Das Varieté-Fernsehen ist ein Relikt aus längst vergangener Zeit, auch in den USA, wo Dean Martin einst den angeschickerten Conférencier gegeben oder Ed Sullivan hoffnungsvolle Nachwuchstalente wie die Beatles oder Elvis Presley vorgestellt hat. Heute gucken die Leute, was sie wollen und wann sie wollen, die Inhalte sind so vielfältig wie nie zuvor, und Einschaltquoten interessieren gerade bei Pay-TV-Kanälen wie HBO und Showtime oder Streamingportalen wie Netflix, Hulu und Amazon Prime sowieso niemanden mehr. Was nach der digitalen Revolution der Unterhaltungsbranche zählt, das ist die Gesamtzahl der Abonnenten.

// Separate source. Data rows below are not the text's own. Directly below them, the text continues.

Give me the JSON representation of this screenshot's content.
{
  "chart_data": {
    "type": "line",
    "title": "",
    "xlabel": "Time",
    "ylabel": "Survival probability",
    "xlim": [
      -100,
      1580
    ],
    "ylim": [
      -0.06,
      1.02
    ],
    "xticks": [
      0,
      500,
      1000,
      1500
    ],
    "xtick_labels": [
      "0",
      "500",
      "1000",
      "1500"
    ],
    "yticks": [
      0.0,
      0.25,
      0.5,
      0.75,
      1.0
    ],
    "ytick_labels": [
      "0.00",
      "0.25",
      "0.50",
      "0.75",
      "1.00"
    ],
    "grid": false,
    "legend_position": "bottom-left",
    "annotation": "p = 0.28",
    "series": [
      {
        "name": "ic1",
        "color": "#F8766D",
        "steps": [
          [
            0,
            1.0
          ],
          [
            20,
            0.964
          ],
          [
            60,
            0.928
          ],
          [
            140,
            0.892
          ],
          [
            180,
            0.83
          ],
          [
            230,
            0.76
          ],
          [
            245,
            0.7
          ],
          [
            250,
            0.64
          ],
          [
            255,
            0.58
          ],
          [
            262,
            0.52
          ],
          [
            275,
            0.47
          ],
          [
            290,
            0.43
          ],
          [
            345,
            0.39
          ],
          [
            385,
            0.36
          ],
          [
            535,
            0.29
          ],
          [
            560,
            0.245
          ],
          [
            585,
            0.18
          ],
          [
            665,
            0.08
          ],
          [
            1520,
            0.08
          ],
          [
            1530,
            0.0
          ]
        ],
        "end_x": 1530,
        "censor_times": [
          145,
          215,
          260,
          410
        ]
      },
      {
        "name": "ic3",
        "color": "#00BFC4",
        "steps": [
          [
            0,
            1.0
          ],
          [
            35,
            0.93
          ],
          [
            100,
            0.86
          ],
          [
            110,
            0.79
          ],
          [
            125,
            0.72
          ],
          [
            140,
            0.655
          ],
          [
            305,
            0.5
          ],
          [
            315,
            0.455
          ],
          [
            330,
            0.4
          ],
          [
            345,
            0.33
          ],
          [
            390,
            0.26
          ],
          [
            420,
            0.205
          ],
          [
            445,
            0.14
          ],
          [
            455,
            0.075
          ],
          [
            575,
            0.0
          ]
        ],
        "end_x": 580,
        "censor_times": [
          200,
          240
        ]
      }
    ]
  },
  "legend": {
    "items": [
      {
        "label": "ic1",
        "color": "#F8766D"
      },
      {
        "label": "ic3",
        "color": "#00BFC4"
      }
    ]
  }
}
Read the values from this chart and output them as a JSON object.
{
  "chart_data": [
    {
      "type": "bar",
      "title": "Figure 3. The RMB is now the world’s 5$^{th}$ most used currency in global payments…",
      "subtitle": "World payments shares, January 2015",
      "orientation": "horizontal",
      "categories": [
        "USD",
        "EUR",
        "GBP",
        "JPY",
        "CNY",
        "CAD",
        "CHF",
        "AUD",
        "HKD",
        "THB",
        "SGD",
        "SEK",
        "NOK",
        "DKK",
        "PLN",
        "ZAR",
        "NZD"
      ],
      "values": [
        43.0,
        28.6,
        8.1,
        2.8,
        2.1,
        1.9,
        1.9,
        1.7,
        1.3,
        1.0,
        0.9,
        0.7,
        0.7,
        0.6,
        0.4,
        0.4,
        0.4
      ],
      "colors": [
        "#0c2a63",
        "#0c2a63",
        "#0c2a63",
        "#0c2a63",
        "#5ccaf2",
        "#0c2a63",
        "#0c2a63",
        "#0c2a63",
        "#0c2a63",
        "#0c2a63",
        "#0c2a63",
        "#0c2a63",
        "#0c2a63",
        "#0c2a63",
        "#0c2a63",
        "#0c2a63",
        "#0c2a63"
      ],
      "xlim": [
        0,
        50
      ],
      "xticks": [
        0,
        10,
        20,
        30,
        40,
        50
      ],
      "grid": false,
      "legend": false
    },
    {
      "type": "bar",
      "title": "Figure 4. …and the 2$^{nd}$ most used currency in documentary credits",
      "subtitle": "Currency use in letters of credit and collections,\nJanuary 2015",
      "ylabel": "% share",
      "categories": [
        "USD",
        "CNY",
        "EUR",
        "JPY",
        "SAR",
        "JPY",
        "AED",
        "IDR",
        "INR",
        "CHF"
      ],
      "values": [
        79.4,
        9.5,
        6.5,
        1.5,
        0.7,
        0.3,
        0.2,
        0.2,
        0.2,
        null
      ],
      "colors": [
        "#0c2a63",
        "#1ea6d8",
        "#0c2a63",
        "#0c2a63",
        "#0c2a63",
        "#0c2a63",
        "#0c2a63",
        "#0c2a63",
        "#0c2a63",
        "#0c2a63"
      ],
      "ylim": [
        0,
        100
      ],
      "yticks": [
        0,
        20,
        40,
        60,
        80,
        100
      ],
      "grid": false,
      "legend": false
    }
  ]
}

Allerdings: Ist es möglich, dass die Samstagabendshows von damals und die Streamingportale von heute recht ähnlich sind, zumindest, wenn es um die Bewertung von Erfolg geht? Es gibt ganz grundsätzliche Unterschiede, eklatante sogar, die so einen Vergleich zunächst einmal völlig absurd wirken lassen, und doch fallen bei näherem Hinsehen verblüffende Gemeinsamkeiten auf. Dann wird ersichtlich, warum die Portale in diesem Jahr mehrere Milliarden Dollar in eigene Inhalte investieren und warum die Konzerne Disney und Comcast so erbittert darum streiten, wer die Filetstücke von Rupert Murdochs Imperium 21st Century Fox für am Ende wohl deutlich mehr als 70 Milliarden Dollar kaufen darf.

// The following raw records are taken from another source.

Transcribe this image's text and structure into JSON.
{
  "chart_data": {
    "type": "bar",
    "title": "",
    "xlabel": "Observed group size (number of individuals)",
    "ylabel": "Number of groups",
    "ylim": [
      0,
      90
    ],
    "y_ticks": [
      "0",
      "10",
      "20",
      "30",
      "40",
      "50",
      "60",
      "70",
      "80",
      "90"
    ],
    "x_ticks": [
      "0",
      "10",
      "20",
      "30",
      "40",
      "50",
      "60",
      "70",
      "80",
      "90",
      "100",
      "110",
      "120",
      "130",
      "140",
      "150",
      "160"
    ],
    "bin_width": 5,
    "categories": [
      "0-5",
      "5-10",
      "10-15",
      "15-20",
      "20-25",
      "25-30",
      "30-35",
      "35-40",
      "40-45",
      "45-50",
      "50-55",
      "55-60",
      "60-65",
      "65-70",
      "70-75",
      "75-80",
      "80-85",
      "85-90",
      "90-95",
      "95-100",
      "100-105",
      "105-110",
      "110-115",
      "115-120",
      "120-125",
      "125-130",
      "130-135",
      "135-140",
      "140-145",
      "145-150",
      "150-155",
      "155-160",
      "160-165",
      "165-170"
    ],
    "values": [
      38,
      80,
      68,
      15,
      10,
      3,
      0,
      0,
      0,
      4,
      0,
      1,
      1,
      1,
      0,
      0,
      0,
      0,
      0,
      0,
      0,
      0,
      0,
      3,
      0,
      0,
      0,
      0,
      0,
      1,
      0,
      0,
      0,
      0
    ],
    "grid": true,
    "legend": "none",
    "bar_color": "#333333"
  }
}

Es habe schon Formate mit mehr als 40 Millionen Zuschauern gegeben, prahlt man bei Netflix

Netflix veröffentlicht wie alle anderen Portale keine Einschaltquoten einzelner Sendungen. Es gibt vielleicht mal den Hinweis, dass der spanische Thriller La casa de papel die meistgesehene nicht-englischsprachige Serie sei, oder es gibt eine vorsichtige Prahlerei von Programmchef Ted Sarandos, dass es schon Netflix-Formate mit mehr als 40 Millionen Zuschauern gegeben habe oder dass die Teenager-Romanze The Kissing Booth einer der weltweit erfolgreichste Filme sei. In der Firmenzentrale im kalifornischen Los Gatos wird präzise analysiert, wer wann wie lange welche Sendung guckt, wer wegen welcher Sendung ein Abo abschließt und wann ein Kunde kündigt. Anhand dieser Analysen wird dann das künftige Programm geplant.

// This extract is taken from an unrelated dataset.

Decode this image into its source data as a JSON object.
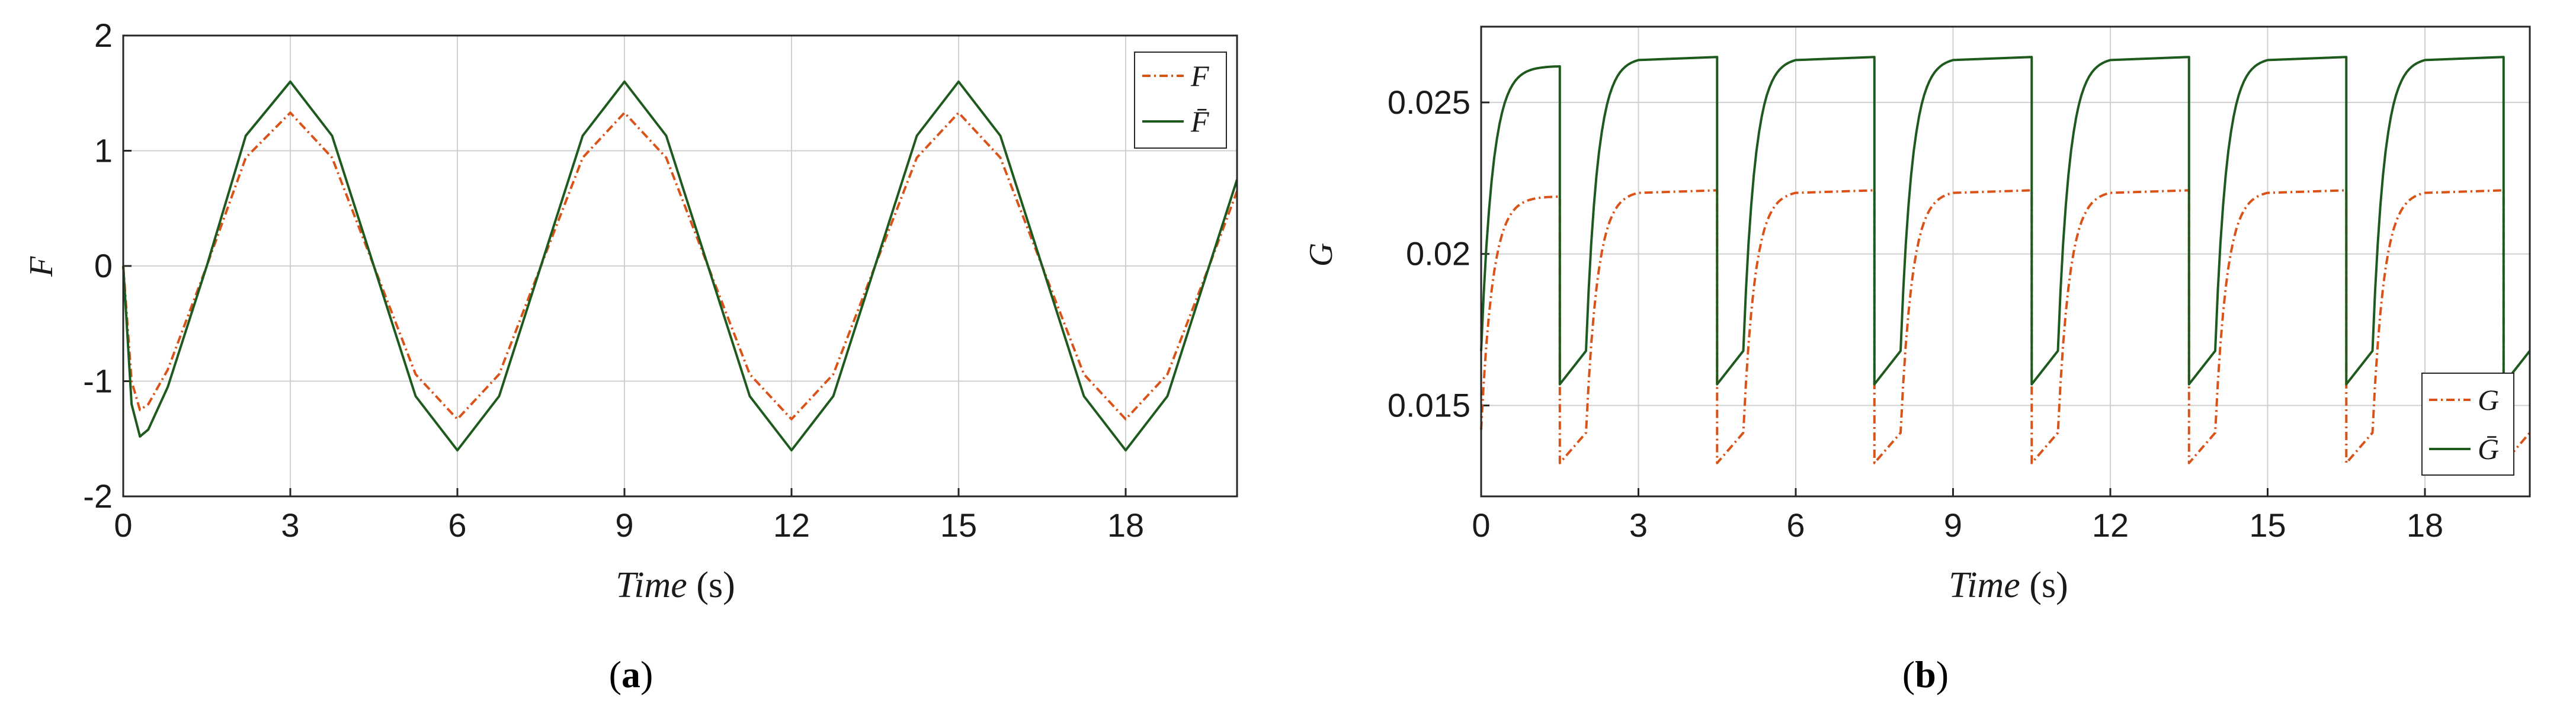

Dieser Algorithmus lässt sich so erklären: Die mittlerweile 300 Millionen Netflix-Zuschauer (bei 125 Millionen Abos) sind in inzwischen mehr als 2000 "Taste Communities" unterteilt, die mit den herkömmlichen Unterteilungen nach Alter, Geschlecht oder Nationalität nichts mehr zu tun haben. Programmchef Sarandos sagt dazu: "Es ist doch möglich, dass ein 75-Jähriger in Dänemark eine Sendung ebenso toll findet wie meine Kinder im Teenager-Alter."Wie genau das funktioniert, lässt sich anhand der Serie The Defenders beschreiben, in der die Superhelden Jessica Jones, Luke Cage, Iron Fist und Daredevil (die jeweils eigene Serien auf Netflix haben) gemeinsam New York retten.